Li Ping, Li Ao, Li Xinhui, Lv Zhao
School of Computer Science and Technology, Anhui University, Hefei 230601, China.
The Key Laboratory of Flight Techniques and Flight Safety, Civil Aviation Flight University of China, Deyang 618307, China.
Bioengineering (Basel). 2025 May 15;12(5):528. doi: 10.3390/bioengineering12050528.

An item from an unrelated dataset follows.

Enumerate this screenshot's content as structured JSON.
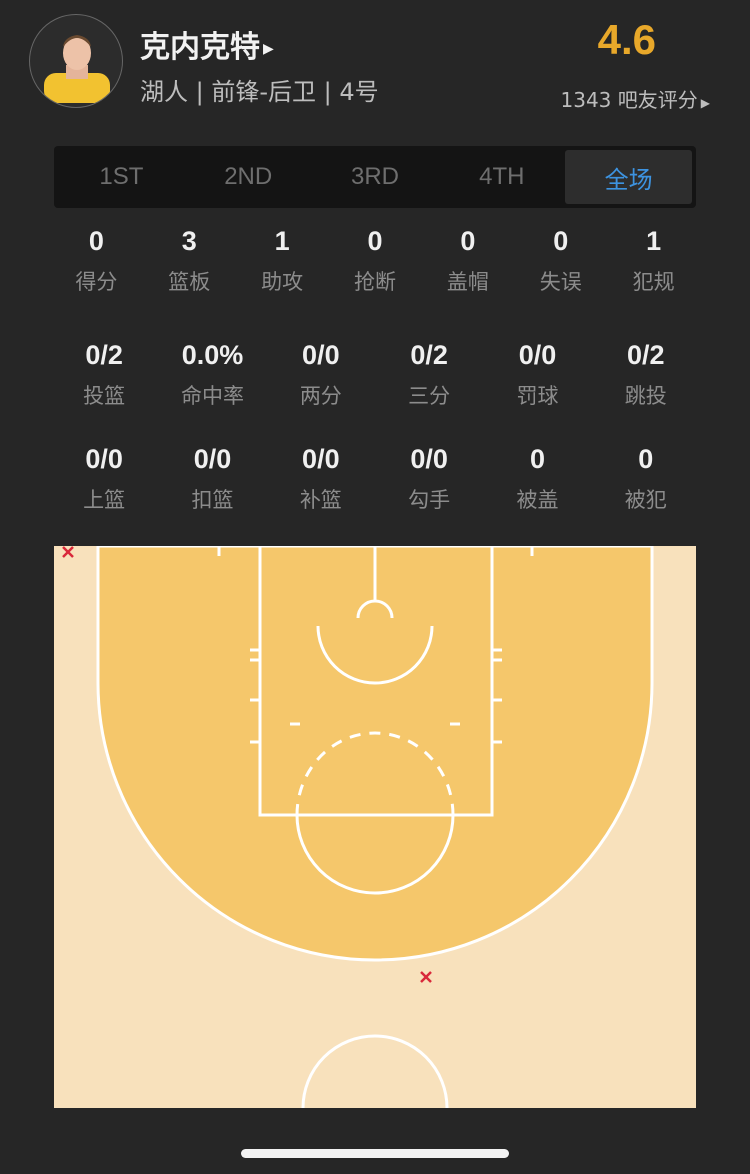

Multimodal physiological emotion recognition is challenged by modality heterogeneity and inter-subject variability, which hinder model generalization and robustness. To address these issues, this paper proposes a new framework, Cross-modal Transformer with Enhanced Learning-Classifying Adversarial Network (CT-ELCAN). The core idea of CT-ELCAN is to shift the focus from conventional signal fusion to the alignment of modality- and subject-invariant emotional representations. By combining a cross-modal Transformer with ELCAN, a feature alignment module using adversarial training, CT-ELCAN learns modality- and subject-invariant emotional representations. Experimental results on the public datasets DEAP and WESAD demonstrate that CT-ELCAN achieves accuracy improvements of approximately 7% and 5%, respectively, compared to state-of-the-art models, while also exhibiting enhanced robustness.

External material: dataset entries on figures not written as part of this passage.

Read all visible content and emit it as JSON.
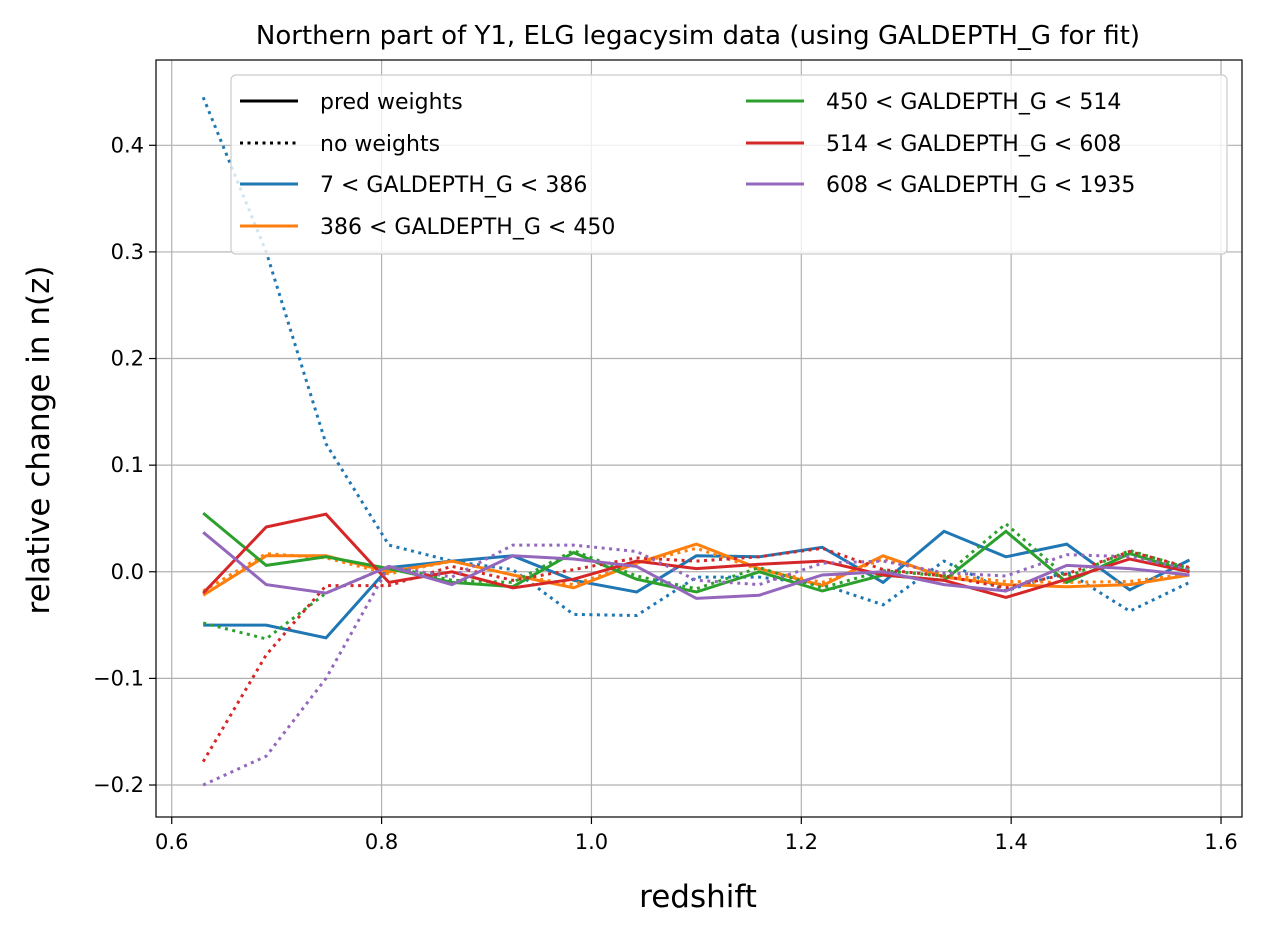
{
  "chart_data": {
    "type": "line",
    "title": "Northern part of Y1, ELG legacysim data (using GALDEPTH_G for fit)",
    "xlabel": "redshift",
    "ylabel": "relative change in n(z)",
    "xlim": [
      0.585,
      1.62
    ],
    "ylim": [
      -0.23,
      0.48
    ],
    "xticks": [
      0.6,
      0.8,
      1.0,
      1.2,
      1.4,
      1.6
    ],
    "xtick_labels": [
      "0.6",
      "0.8",
      "1.0",
      "1.2",
      "1.4",
      "1.6"
    ],
    "yticks": [
      -0.2,
      -0.1,
      0.0,
      0.1,
      0.2,
      0.3,
      0.4
    ],
    "ytick_labels": [
      "−0.2",
      "−0.1",
      "0.0",
      "0.1",
      "0.2",
      "0.3",
      "0.4"
    ],
    "grid": true,
    "legend_position": "top",
    "legend_style_entries": [
      {
        "label": "pred weights",
        "style": "solid",
        "color": "#000000"
      },
      {
        "label": "no weights",
        "style": "dotted",
        "color": "#000000"
      }
    ],
    "x": [
      0.63,
      0.69,
      0.747,
      0.807,
      0.867,
      0.925,
      0.983,
      1.043,
      1.1,
      1.16,
      1.22,
      1.278,
      1.336,
      1.395,
      1.453,
      1.513,
      1.57
    ],
    "series": [
      {
        "name": "7 < GALDEPTH_G < 386",
        "color": "#1f77b4",
        "pred": [
          -0.05,
          -0.05,
          -0.062,
          0.004,
          0.01,
          0.015,
          -0.008,
          -0.019,
          0.015,
          0.014,
          0.023,
          -0.01,
          0.038,
          0.014,
          0.026,
          -0.017,
          0.011
        ],
        "none": [
          0.445,
          0.3,
          0.12,
          0.025,
          0.01,
          0.002,
          -0.04,
          -0.041,
          -0.005,
          -0.005,
          -0.012,
          -0.031,
          0.01,
          -0.018,
          0.0,
          -0.037,
          -0.01
        ]
      },
      {
        "name": "386 < GALDEPTH_G < 450",
        "color": "#ff7f0e",
        "pred": [
          -0.022,
          0.015,
          0.015,
          0.0,
          0.01,
          -0.003,
          -0.015,
          0.008,
          0.026,
          0.003,
          -0.013,
          0.015,
          -0.005,
          -0.012,
          -0.014,
          -0.012,
          -0.003
        ],
        "none": [
          -0.018,
          0.017,
          0.013,
          -0.002,
          0.01,
          -0.003,
          -0.012,
          0.008,
          0.022,
          0.002,
          -0.01,
          0.012,
          -0.003,
          -0.009,
          -0.01,
          -0.009,
          -0.002
        ]
      },
      {
        "name": "450 < GALDEPTH_G < 514",
        "color": "#2ca02c",
        "pred": [
          0.055,
          0.006,
          0.014,
          0.003,
          -0.01,
          -0.014,
          0.018,
          -0.007,
          -0.019,
          0.0,
          -0.018,
          -0.003,
          -0.008,
          0.038,
          -0.01,
          0.017,
          0.0
        ],
        "none": [
          -0.048,
          -0.063,
          -0.02,
          0.005,
          -0.008,
          -0.01,
          0.02,
          -0.004,
          -0.016,
          0.004,
          -0.015,
          0.001,
          -0.004,
          0.045,
          -0.005,
          0.02,
          0.003
        ]
      },
      {
        "name": "514 < GALDEPTH_G < 608",
        "color": "#d62728",
        "pred": [
          -0.02,
          0.042,
          0.054,
          -0.01,
          0.0,
          -0.015,
          -0.007,
          0.01,
          0.003,
          0.007,
          0.01,
          -0.003,
          -0.008,
          -0.024,
          -0.007,
          0.012,
          0.0
        ],
        "none": [
          -0.178,
          -0.078,
          -0.013,
          -0.013,
          0.005,
          -0.008,
          0.002,
          0.013,
          0.01,
          0.014,
          0.022,
          0.002,
          -0.004,
          -0.015,
          -0.002,
          0.019,
          0.004
        ]
      },
      {
        "name": "608 < GALDEPTH_G < 1935",
        "color": "#9467bd",
        "pred": [
          0.037,
          -0.012,
          -0.02,
          0.005,
          -0.012,
          0.015,
          0.012,
          0.005,
          -0.025,
          -0.022,
          -0.003,
          0.0,
          -0.012,
          -0.018,
          0.006,
          0.003,
          -0.003
        ],
        "none": [
          -0.2,
          -0.173,
          -0.1,
          0.005,
          -0.005,
          0.025,
          0.025,
          0.019,
          -0.008,
          -0.012,
          0.008,
          0.01,
          -0.001,
          -0.004,
          0.016,
          0.014,
          0.002
        ]
      }
    ]
  }
}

多模态生理情感识别面临模态异质性和个体间变异性的挑战,这阻碍了模型的泛化能力和鲁棒性。为了解决这些问题,本文提出了一种新的框架,即带有增强学习分类对抗网络的跨模态Transformer(CT-ELCAN)。CT-ELCAN的核心思想是将重点从传统的信号融合转移到模态和个体不变情感表征的对齐上。通过将跨模态Transformer与使用对抗训练的ELCAN相结合,即一个特征对齐模块,CT-ELCAN学习模态和个体不变的情感表征。在公共数据集DEAP和WESAD上的实验结果表明,与现有最先进的模型相比,CT-ELCAN的准确率分别提高了约7%和5%,同时还表现出更强的鲁棒性。